Experiment: Sparse Sum vs Sparse Parity (All Methods, CPU and GPU)¶
Date: 2026-03-15 Status: FINDING Related: Issue #4, Issue #5
Question¶
Yaroslav asked: redo all experiments for sparse sum. How does every method compare between sum and parity, on both CPU and GPU?
What was performed¶
Ran all available methods on both tasks (sparse parity and sparse sum) at n=20, k=3, seed=42.
- CPU: numpy harness (
bin/reproduce-all), verified across 5 seeds - GPU: PyTorch CUDA on NVIDIA L4 via Modal (
bin/gpu_energy.py), 4 runs each
What was produced¶
CPU (numpy, 5-seed mean)¶
| Method | Parity time | Parity acc | Sum time | Sum acc |
|---|---|---|---|---|
| GF(2) | 0.5ms | 100% | fails | 0% |
| KM | 1.1ms | 100% | 0.7ms | 100% |
| OLS | n/a | n/a | 0.5ms | 100% |
| Fourier | 12ms | 100% | 0.3ms | 100% |
| SGD (harness) | 142ms (40 ep) | 100% | 0.8ms (1 ep) | 100% |
| Sign SGD | 29ms mean (unreliable) | 3-5/5 | 3.7ms | 5/5 |
GPU (PyTorch CUDA, L4, 4-run mean)¶
| Method | Parity time (5 runs) | Sum time (4 runs) |
|---|---|---|
| GF(2) | 2.0ms (CPU, can't parallelize) | 2.7ms (fails on sum) |
| SGD | 1446ms, 37 epochs | 452ms, 1 epoch |
| KM | 869ms | 197ms |
GPU vs CPU ratio¶
| Method | Parity GPU/CPU | Sum GPU/CPU |
|---|---|---|
| SGD | 10x slower | 565x slower |
| KM | 790x slower | 281x slower |
Can it be reproduced?¶
# CPU (all methods, all challenges)
PYTHONPATH=src python3 bin/reproduce-all
# GPU parity
modal run bin/gpu_energy.py
# GPU sum
TASK=sum modal run bin/gpu_energy.py
Finding¶
Sum is trivial for every method. Parity is hard for SGD.

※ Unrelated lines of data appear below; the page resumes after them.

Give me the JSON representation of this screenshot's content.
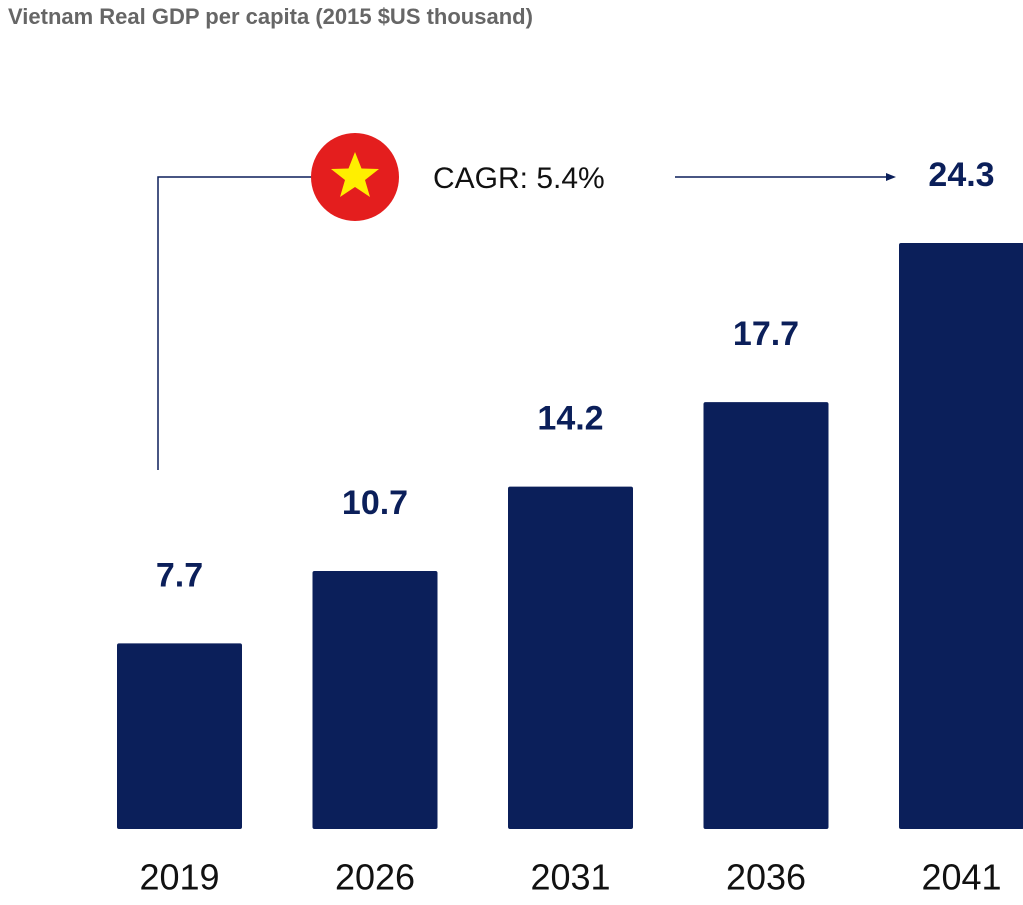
{
  "chart_data": {
    "type": "bar",
    "title": "Vietnam Real GDP per capita (2015 $US thousand)",
    "categories": [
      "2019",
      "2026",
      "2031",
      "2036",
      "2041"
    ],
    "values": [
      7.7,
      10.7,
      14.2,
      17.7,
      24.3
    ],
    "color": "#0b1f5a",
    "annotation": "CAGR: 5.4%"
  }
}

SGD solves sum in 1 epoch (0.8ms CPU) because the signal is first-order. Each secret bit contributes independently to the output. SGD solves parity in 40 epochs (142ms CPU) because it must discover the k-th order interaction through grokking.

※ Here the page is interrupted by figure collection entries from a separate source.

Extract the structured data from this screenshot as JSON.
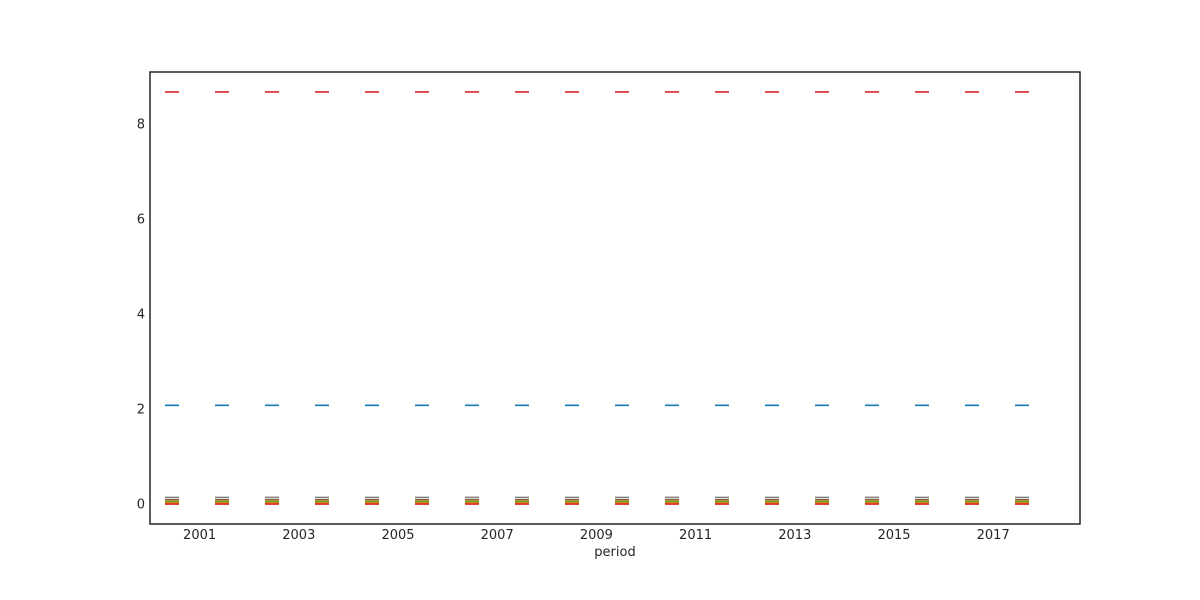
{
  "chart_data": {
    "type": "line",
    "xlabel": "period",
    "ylabel": "",
    "title": "",
    "xlim": [
      2000,
      2018.75
    ],
    "ylim": [
      -0.42,
      9.1
    ],
    "x_ticks": [
      2001,
      2003,
      2005,
      2007,
      2009,
      2011,
      2013,
      2015,
      2017
    ],
    "y_ticks": [
      0,
      2,
      4,
      6,
      8
    ],
    "grid": false,
    "legend": "none",
    "x": [
      2000,
      2001,
      2002,
      2003,
      2004,
      2005,
      2006,
      2007,
      2008,
      2009,
      2010,
      2011,
      2012,
      2013,
      2014,
      2015,
      2016,
      2017,
      2018
    ],
    "series": [
      {
        "color": "#d62728",
        "values": [
          8.68,
          8.68,
          8.68,
          8.68,
          8.68,
          8.68,
          8.68,
          8.68,
          8.68,
          8.68,
          8.68,
          8.68,
          8.68,
          8.68,
          8.68,
          8.68,
          8.68,
          8.68,
          8.68
        ]
      },
      {
        "color": "#1f77b4",
        "values": [
          2.08,
          2.08,
          2.08,
          2.08,
          2.08,
          2.08,
          2.08,
          2.08,
          2.08,
          2.08,
          2.08,
          2.08,
          2.08,
          2.08,
          2.08,
          2.08,
          2.08,
          2.08,
          2.08
        ]
      },
      {
        "color": "#7f7f7f",
        "values": [
          0.14,
          0.14,
          0.14,
          0.14,
          0.14,
          0.14,
          0.14,
          0.14,
          0.14,
          0.14,
          0.14,
          0.14,
          0.14,
          0.14,
          0.14,
          0.14,
          0.14,
          0.14,
          0.14
        ]
      },
      {
        "color": "#8c564b",
        "values": [
          0.09,
          0.09,
          0.09,
          0.09,
          0.09,
          0.09,
          0.09,
          0.09,
          0.09,
          0.09,
          0.09,
          0.09,
          0.09,
          0.09,
          0.09,
          0.09,
          0.09,
          0.09,
          0.09
        ]
      },
      {
        "color": "#bcbd22",
        "values": [
          0.06,
          0.06,
          0.06,
          0.06,
          0.06,
          0.06,
          0.06,
          0.06,
          0.06,
          0.06,
          0.06,
          0.06,
          0.06,
          0.06,
          0.06,
          0.06,
          0.06,
          0.06,
          0.06
        ]
      },
      {
        "color": "#2ca02c",
        "values": [
          0.04,
          0.04,
          0.04,
          0.04,
          0.04,
          0.04,
          0.04,
          0.04,
          0.04,
          0.04,
          0.04,
          0.04,
          0.04,
          0.04,
          0.04,
          0.04,
          0.04,
          0.04,
          0.04
        ]
      },
      {
        "color": "#ff7f0e",
        "values": [
          0.02,
          0.02,
          0.02,
          0.02,
          0.02,
          0.02,
          0.02,
          0.02,
          0.02,
          0.02,
          0.02,
          0.02,
          0.02,
          0.02,
          0.02,
          0.02,
          0.02,
          0.02,
          0.02
        ]
      },
      {
        "color": "#d62728",
        "values": [
          0.0,
          0.0,
          0.0,
          0.0,
          0.0,
          0.0,
          0.0,
          0.0,
          0.0,
          0.0,
          0.0,
          0.0,
          0.0,
          0.0,
          0.0,
          0.0,
          0.0,
          0.0,
          0.0
        ]
      }
    ]
  }
}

On GPU, both tasks are slower than CPU. The tensors are too small for CUDA. But the ratio is revealing: parity-SGD is 10x slower on GPU, sum-SGD is 565x slower. Sum finishes in 1 epoch so the entire GPU time is kernel launch overhead for a single pass through 1000 samples.
GF(2) solves parity in 0.5ms but fails on sum entirely. This is correct: GF(2) exploits that parity is linear over the binary field. Sum is not parity over any field.
Sign SGD is unreliable on parity (3/5 seeds at best config) but solves sum 5/5 every time at 3.7ms mean.
The 10ms budget: On CPU, every sum method fits. On parity, only GF(2) (0.5ms) and KM (1.1ms) fit. SGD and Fourier don't fit for parity. Sign SGD is borderline.
Files¶
- This document:
findings/exp_sum_vs_parity.md - CPU harness:
bin/reproduce-all - GPU script:
bin/gpu_energy.py